Биро-Биджан | страница 13
Зелик ничего не отвечает. Он с безразличным видом подвигается к окну, вытаскивает из глубокого кармана резиновый кисетик с махоркой и сворачивает цигарку. Потом оборачивается и спокойно отвечает, что не любит, когда сопляки встревают, куда не следует. Хорошее дело. Лейзер уже учит его. Потому что Лейзер, когда пошел в Красную армию, был тогда пистолетом 16 лет. Хотя и вышел из него здоровый мальчишка. Но и упольне сознательным не был. Лейзер пошел больше ради галифе с кантами. А Зелик, уйдя с большевиками, был уже «упольне сознательным». Потому сапожник 38 лет не может быть лодырем.
То еще тогда, когда комиссар подумал про него, что он шпик и посадил его вместе с деникинским офицером, а он, Зелик, все у офицера выспросил, то уже тогда комиссар — Тихонов звали его, — с большим шрамом на высоком лбу, сказал, что пошлет Зелика в Бербиджан. Зелик только не очень хорошо помнит: или Бербиджан, или Азбиджан.
— Что вы несете? Чтобы вот человек говорил и сам не знал что! Всегда он все путает.
Но Зелик на это не отвечает. Он знает, что говорит. Он слегка качает головой с изможденным лицом, обрамленным седоватой бородкой, сосет свою цигарку и мурлычет себе под нос, что он хорошо знает. Если бы то другие так знали.
А что же? Это очень может быть. Авремл Фастовский тоже слышал, что про Биро-Биджан уже давненько знают. Когда Авремл Фастовский говорит, то поводит ноздрями, говорит серьезно и убежденно, так что все вынуждены ему верить. Он хоть и низенький, и неказистый, но серьезный и уверенный. Он немного странный, Авремл: завел себе привычку стоять возле окна, выглядывать и каждый раз вскрикивать:
— Ай, гляди-ка! Ах, как хорошо там!
Но когда его переспрашивают, он поводит ноздрями и говорит, что — уже. Уже проехали.
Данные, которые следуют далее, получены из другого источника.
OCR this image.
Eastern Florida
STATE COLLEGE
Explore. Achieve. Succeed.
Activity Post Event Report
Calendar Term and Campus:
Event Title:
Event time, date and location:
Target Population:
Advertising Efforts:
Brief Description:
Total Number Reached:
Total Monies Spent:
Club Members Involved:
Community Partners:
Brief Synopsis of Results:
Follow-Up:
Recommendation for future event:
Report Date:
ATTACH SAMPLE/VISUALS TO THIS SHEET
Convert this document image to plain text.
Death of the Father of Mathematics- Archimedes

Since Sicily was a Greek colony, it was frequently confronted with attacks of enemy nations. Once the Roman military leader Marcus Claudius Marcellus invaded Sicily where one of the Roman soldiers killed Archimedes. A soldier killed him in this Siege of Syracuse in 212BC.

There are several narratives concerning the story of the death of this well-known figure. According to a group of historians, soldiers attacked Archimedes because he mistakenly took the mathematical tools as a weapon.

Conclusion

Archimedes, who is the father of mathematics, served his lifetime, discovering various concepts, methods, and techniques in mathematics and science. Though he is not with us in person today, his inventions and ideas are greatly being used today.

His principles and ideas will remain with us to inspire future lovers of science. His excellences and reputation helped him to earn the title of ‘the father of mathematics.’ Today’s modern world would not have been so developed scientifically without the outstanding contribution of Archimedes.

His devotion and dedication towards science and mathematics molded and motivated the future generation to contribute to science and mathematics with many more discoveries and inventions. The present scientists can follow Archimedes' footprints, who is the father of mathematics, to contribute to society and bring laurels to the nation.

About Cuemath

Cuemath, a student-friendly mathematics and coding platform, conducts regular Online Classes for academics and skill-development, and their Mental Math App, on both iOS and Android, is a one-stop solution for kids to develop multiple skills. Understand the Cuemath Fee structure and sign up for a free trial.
Но однажды утром, на Волге, он обернулся и выкрикнул:
— Ах, какая же она широкая да хорошая!
И тут же на месте повернулся к окну и тихонько добавил:
— Вот если бы в Бербиджане такая.
О-о! В Биро-Биджане лучше. Зелик-сапожник знает это наверняка. Так за что же ему дали название — Бе-ри-би-джан, потому что там текут такие реки, что они лучше и шире, чем море. А если ему не хотят верить, то нечего вообще говорить.
— Э, если бы знать, что там будет, — недовольно вздохнул Авремл. Он оперся спиной о стенку вагона и стоя положил ногу за ногу, а мизинцем ковырялся в зубах, как пожилой важный человек. Вся загвоздка в том, что никто, ну никто же ничего не знает.
А когда Авремл поводит ноздрями и говорит вот так важно и уверенно, то ему все верят. Верят, что никто не знает. Никто ничего не знает. Потому что, в конце концов, сам Озет сбивает с толку. Уже на сердце тяжело. Так кому же охота на себя столько брать.